Paris Review: Notes from the Milk Cave.
“Even if someone had told me ‘twenty minutes per breast per feeding,’ it would still have taken sitting down every two hours for forty minutes for me to understand, because just like every other aspect of pregnancy and motherhood—morning sickness, contractions—the imagined experience turned out to be laughably unlike the experience itself.”
Vox: The ‘not everyone should go to college’ argument is classist and wrong.
More useful, applicable intelligence is never a bad thing. Problem is, not all colleges are in the business of increasing intelligence.
Reason.com: Mom Jailed Because She Let Her 9-Year-Old Daughter Play in the Park Unsupervised.
Pffft. I walked by myself to kindergarten. Today, state-enforced helicopter parenting? Man, I’m so glad I grew up when I did.
SciAm: Kids on Screen-Time Diet Lost Weight and Got Better Grades.
“Parents are in a much more powerful position than they realize.” The ‘idiot box’ remains the ‘idiot box’ … or so it seems here.
Salon: Is J.K. Rowling the new George Lucas?
Hemmings Find of the Day: 1959 Chevrolet Impala.
Little old lady across the street from us had one of these. What only kids who grew up in the era can tell you — playing in the street, you got the hell out of the way of those fins as they came backing out of the driveway.
CR4: Best Engineered Toys, Past, Present and the Future.
Hypochondria in medical students and doctors: When to worry about health symptoms.

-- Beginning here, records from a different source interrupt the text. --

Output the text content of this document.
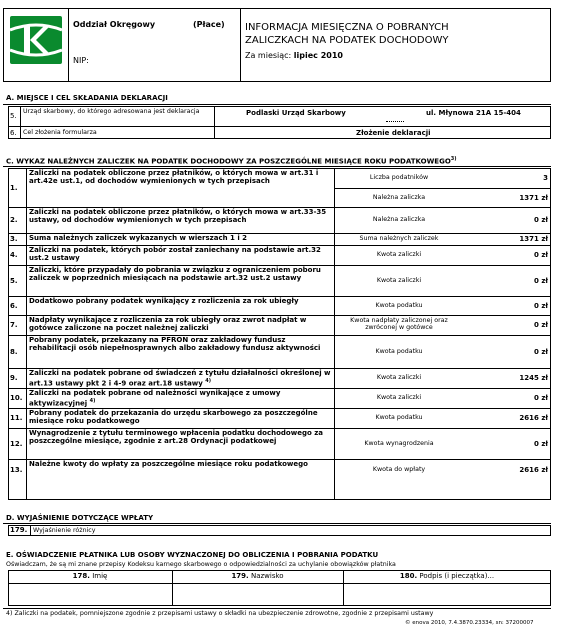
Oddział Okręgowy	(Płace)
NIP:
INFORMACJA MIESIĘCZNA O POBRANYCH
ZALICZKACH NA PODATEK DOCHODOWY
Za miesiąc: lipiec 2010
A. MIEJSCE I CEL SKŁADANIA DEKLARACJI
5.
Urząd skarbowy, do którego adresowana jest deklaracja	Podlaski Urząd Skarbowy	ul. Młynowa 21A 15-404
6. Cel złożenia formularza	Złożenie deklaracji
C. WYKAZ NALEŻNYCH ZALICZEK NA PODATEK DOCHODOWY ZA POSZCZEGÓLNE MIESIĄCE ROKU PODATKOWEGO$^{3)}$
1.
Zaliczki na podatek obliczone przez płatników, o których mowa w art.31 i art.42e ust.1, od dochodów wymienionych w tych przepisach	Liczba podatników	3
Należna zaliczka	1371 zł
2.
Zaliczki na podatek obliczone przez płatników, o których mowa w art.33-35 ustawy, od dochodów wymienionych w tych przepisach	Należna zaliczka	0 zł
3. Suma należnych zaliczek wykazanych w wierszach 1 i 2	Suma należnych zaliczek	1371 zł
4.
Zaliczki na podatek, których pobór został zaniechany na podstawie art.32 ust.2 ustawy	Kwota zaliczki	0 zł
5.
Zaliczki, które przypadały do pobrania w związku z ograniczeniem poboru zaliczek w poprzednich miesiącach na podstawie art.32 ust.2 ustawy	Kwota zaliczki	0 zł
6.
Dodatkowo pobrany podatek wynikający z rozliczenia za rok ubiegły	Kwota podatku	0 zł
7.
Nadpłaty wynikające z rozliczenia za rok ubiegły oraz zwrot nadpłat w gotówce zaliczone na poczet należnej zaliczki
Kwota nadpłaty zaliczonej oraz zwróconej w gotówce	0 zł
8.
Pobrany podatek, przekazany na PFRON oraz zakładowy fundusz rehabilitacji osób niepełnosprawnych albo zakładowy fundusz aktywności	Kwota podatku	0 zł
9.
Zaliczki na podatek pobrane od świadczeń z tytułu działalności określonej w art.13 ustawy pkt 2 i 4-9 oraz art.18 ustawy $^{4)}$	Kwota zaliczki	1245 zł
10.
Zaliczki na podatek pobrane od należności wynikające z umowy aktywizacyjnej $^{4)}$	Kwota zaliczki	0 zł
11.
Pobrany podatek do przekazania do urzędu skarbowego za poszczególne miesiące roku podatkowego	Kwota podatku	2616 zł
12.
Wynagrodzenie z tytułu terminowego wpłacenia podatku dochodowego za poszczególne miesiące, zgodnie z art.28 Ordynacji podatkowej	Kwota wynagrodzenia	0 zł
13.
Należne kwoty do wpłaty za poszczególne miesiące roku podatkowego
Kwota do wpłaty	2616 zł
D. WYJAŚNIENIE DOTYCZĄCE WPŁATY
179. Wyjaśnienie różnicy
E. OŚWIADCZENIE PŁATNIKA LUB OSOBY WYZNACZONEJ DO OBLICZENIA I POBRANIA PODATKU
Oświadczam, że są mi znane przepisy Kodeksu karnego skarbowego o odpowiedzialności za uchylanie obowiązków płatnika
178. Imię	179. Nazwisko	180. Podpis (i pieczątka)...
4) Zaliczki na podatek, pomniejszone zgodnie z przepisami ustawy o składki na ubezpieczenie zdrowotne, zgodnie z przepisami ustawy
© enova 2010, 7.4.3870.23334, sn: 37200007
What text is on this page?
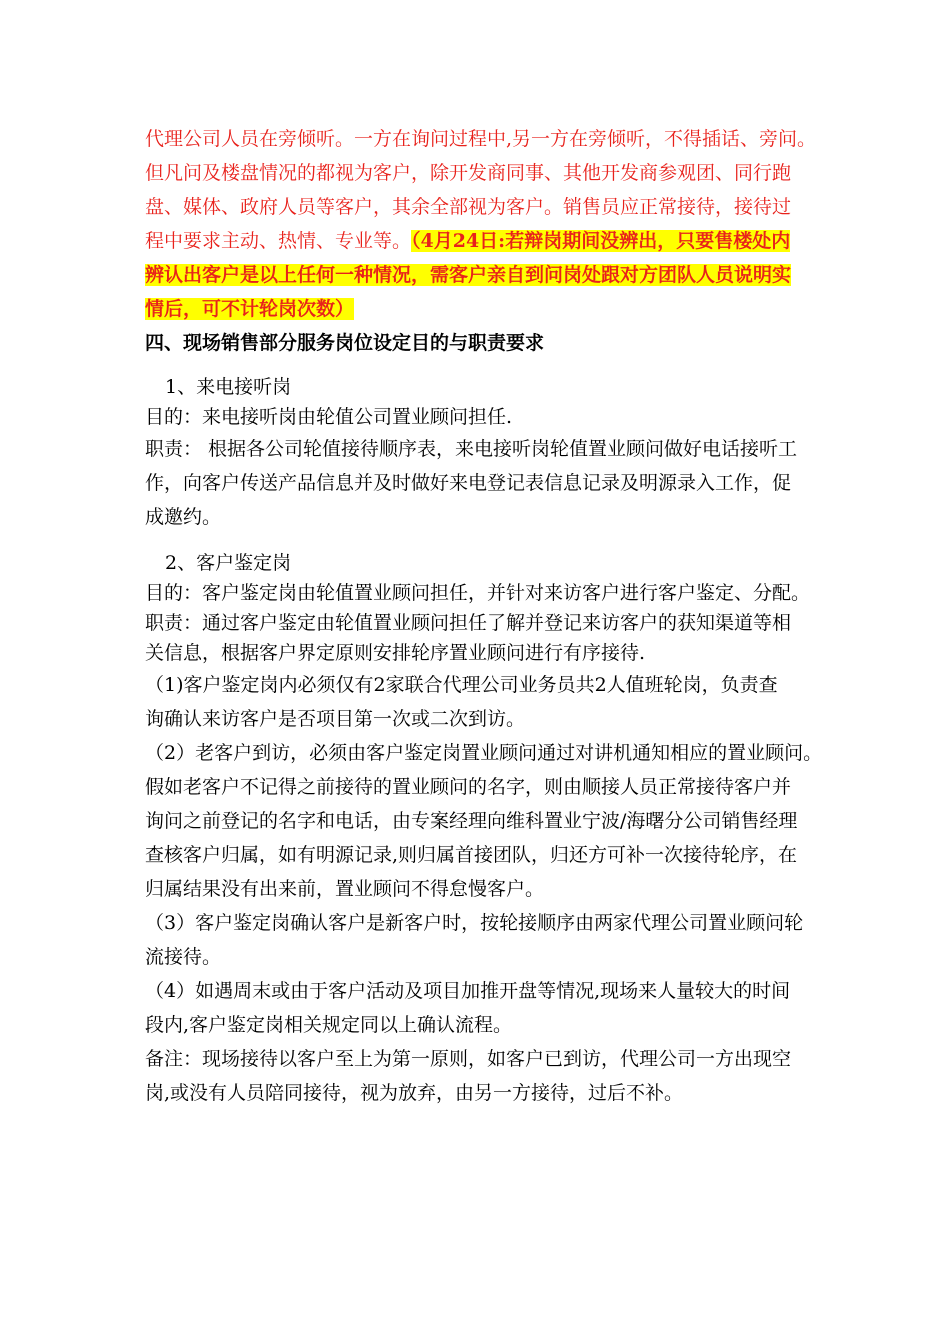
代理公司人员在旁倾听。一方在询问过程中,另一方在旁倾听，不得插话、旁问。

但凡问及楼盘情况的都视为客户，除开发商同事、其他开发商参观团、同行跑

盘、媒体、政府人员等客户，其余全部视为客户。销售员应正常接待，接待过

程中要求主动、热情、专业等。（4月24日:若辩岗期间没辨出，只要售楼处内

辨认出客户是以上任何一种情况，需客户亲自到问岗处跟对方团队人员说明实

情后，可不计轮岗次数）

四、现场销售部分服务岗位设定目的与职责要求

1、来电接听岗

目的：来电接听岗由轮值公司置业顾问担任.

职责： 根据各公司轮值接待顺序表，来电接听岗轮值置业顾问做好电话接听工

作，向客户传送产品信息并及时做好来电登记表信息记录及明源录入工作，促

成邀约。

2、客户鉴定岗

目的：客户鉴定岗由轮值置业顾问担任，并针对来访客户进行客户鉴定、分配。

职责：通过客户鉴定由轮值置业顾问担任了解并登记来访客户的获知渠道等相

关信息，根据客户界定原则安排轮序置业顾问进行有序接待.

（1)客户鉴定岗内必须仅有2家联合代理公司业务员共2人值班轮岗，负责查

询确认来访客户是否项目第一次或二次到访。

（2）老客户到访，必须由客户鉴定岗置业顾问通过对讲机通知相应的置业顾问。

假如老客户不记得之前接待的置业顾问的名字，则由顺接人员正常接待客户并

询问之前登记的名字和电话，由专案经理向维科置业宁波/海曙分公司销售经理

查核客户归属，如有明源记录,则归属首接团队，归还方可补一次接待轮序，在

归属结果没有出来前，置业顾问不得怠慢客户。

（3）客户鉴定岗确认客户是新客户时，按轮接顺序由两家代理公司置业顾问轮

流接待。

（4）如遇周末或由于客户活动及项目加推开盘等情况,现场来人量较大的时间

段内,客户鉴定岗相关规定同以上确认流程。

备注：现场接待以客户至上为第一原则，如客户已到访，代理公司一方出现空

岗,或没有人员陪同接待，视为放弃，由另一方接待，过后不补。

“Medical student syndrome is a well-documented phenomenon, a one- to two-year phase during which aspiring physicians think they’ve contracted whatever disease it is they’re studying.” Anyone who’s had a child become a physician knows this well. The internet allows us all to be hypochondriacs. Too many conversations these days begin with … ‘organ recitals.’ Such casual conversations about health used to be reserved for those over 60.
Guardian.UK: Harry Potter makes first appearance for seven years as he turns 34.
A weighted hors d’oeuvre? When other projects don’t match their expectations, authors tend to return to the ‘never again’ stories.
NY Times: Why the Research on Viewing Is Best Ignored.
“Anyway, yes, television affects our lives, as do microwaves, cellphones, cars, polyester, Tupperware. You can either study those effects to death — ‘Study Finds That Trying to Keep Up With Studies of TV Viewing Causes Insanity’ — or just accept that there’s a good-bad trade-off in watching television, and that you should negotiate it as best as you can, using common sense. ”
Slate: Neuman Celano library study - Educational technology worsens achievement gaps.
Flickr: Harry’s model car collection - all for sale.
If you’re of the same vintage as I, you’ll recognize at least two.
Guardian.UK: Autistic boys exposed to higher levels of hormones in womb, study finds.
“In the study, some boys exposed to high levels of testosterone in the womb developed perfectly normally, while others exposed to low levels were diagnosed with autism. The results cannot indicate whether an individual will go on to develop autism or not.” What causes the hormone boosts in a subset of pregnant women? Points to some interesting hypotheses. BPA, soy have been shown through scholarly studies to have hormonal effects on amniotic fluids, or so I seem to recall.